Future research on Mexicans and other Hispanic subgroups should continue to explore the role of race in determining health and other outcomes (e.g. education, labor market). Our results suggest that race plays an important role in shaping health outcomes and might potentially shape other experiences. It would also be interesting to examine diverse outcomes using discrimination-related variables to ascertain whether Black Mexicans (and other Black Hispanics) experience discrimination similarly to NH-Blacks and how these experiences shape their outcomes. We would also suggest considering alternative measures of acculturation when studying foreign-born populations.

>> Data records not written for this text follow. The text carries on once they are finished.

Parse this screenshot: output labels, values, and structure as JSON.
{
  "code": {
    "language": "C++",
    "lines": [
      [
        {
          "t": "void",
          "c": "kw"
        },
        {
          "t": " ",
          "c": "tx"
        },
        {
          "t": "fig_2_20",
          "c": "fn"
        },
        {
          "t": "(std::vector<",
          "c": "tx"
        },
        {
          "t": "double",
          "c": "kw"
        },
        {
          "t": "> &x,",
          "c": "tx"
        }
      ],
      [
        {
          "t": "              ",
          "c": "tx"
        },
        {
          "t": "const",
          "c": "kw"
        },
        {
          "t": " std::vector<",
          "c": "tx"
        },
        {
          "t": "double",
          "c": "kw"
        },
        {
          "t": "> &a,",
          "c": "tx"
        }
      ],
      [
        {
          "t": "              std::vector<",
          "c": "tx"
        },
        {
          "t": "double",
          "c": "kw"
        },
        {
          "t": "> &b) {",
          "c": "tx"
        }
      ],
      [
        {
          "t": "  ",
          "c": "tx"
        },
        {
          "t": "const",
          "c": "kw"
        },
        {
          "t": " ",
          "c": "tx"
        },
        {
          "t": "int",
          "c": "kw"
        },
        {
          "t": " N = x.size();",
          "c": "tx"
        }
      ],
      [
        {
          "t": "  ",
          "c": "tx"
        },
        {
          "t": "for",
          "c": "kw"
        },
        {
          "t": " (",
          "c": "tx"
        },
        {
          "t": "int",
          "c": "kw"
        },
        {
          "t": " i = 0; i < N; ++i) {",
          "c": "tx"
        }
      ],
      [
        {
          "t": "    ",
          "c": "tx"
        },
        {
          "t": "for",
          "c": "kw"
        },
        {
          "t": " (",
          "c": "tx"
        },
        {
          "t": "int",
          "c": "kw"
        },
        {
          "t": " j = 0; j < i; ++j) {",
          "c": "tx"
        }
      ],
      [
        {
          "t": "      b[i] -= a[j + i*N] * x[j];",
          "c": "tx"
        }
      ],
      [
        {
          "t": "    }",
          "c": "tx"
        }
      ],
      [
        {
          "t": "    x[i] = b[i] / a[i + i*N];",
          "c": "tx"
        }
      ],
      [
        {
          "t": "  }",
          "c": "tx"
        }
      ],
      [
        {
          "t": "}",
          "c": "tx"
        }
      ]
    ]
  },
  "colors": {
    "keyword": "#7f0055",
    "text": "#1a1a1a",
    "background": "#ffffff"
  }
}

In our study, we analyze self-rated health among White and Black Mexicans and non-Mexicans taking into consideration sociodemographic, acculturative, and health behavior covariates. Although both White and Black Mexicans are disadvantaged in relation to NH-Whites, White Mexicans have an advantage over NH-Blacks and to a certain extent, over Black Mexicans as well. Overall, our main contribution is the consideration of race among Mexicans, the largest of the Hispanic subgroups, in order to determine how race affects their self-rated health independently of ethnic status. Our results suggest that studying health outcomes among Hispanics without considering race may mask inequalities not observed at the aggregate level.
Declaration of competing interest
The authors have no competing interests to declare.
Acklnowledgements
The authors would like to thank Christy L. Erving and Mary E. Campbell for their helpful feedback.
Footnotes
We also acknowledge that the academic literature increasingly refers to Hispanics as Latinxs (Salinas & Lozano, 2017). However, we decided to use the more traditional term Hispanic in order to harmonize our terminology with the bulk of the health literature for this population.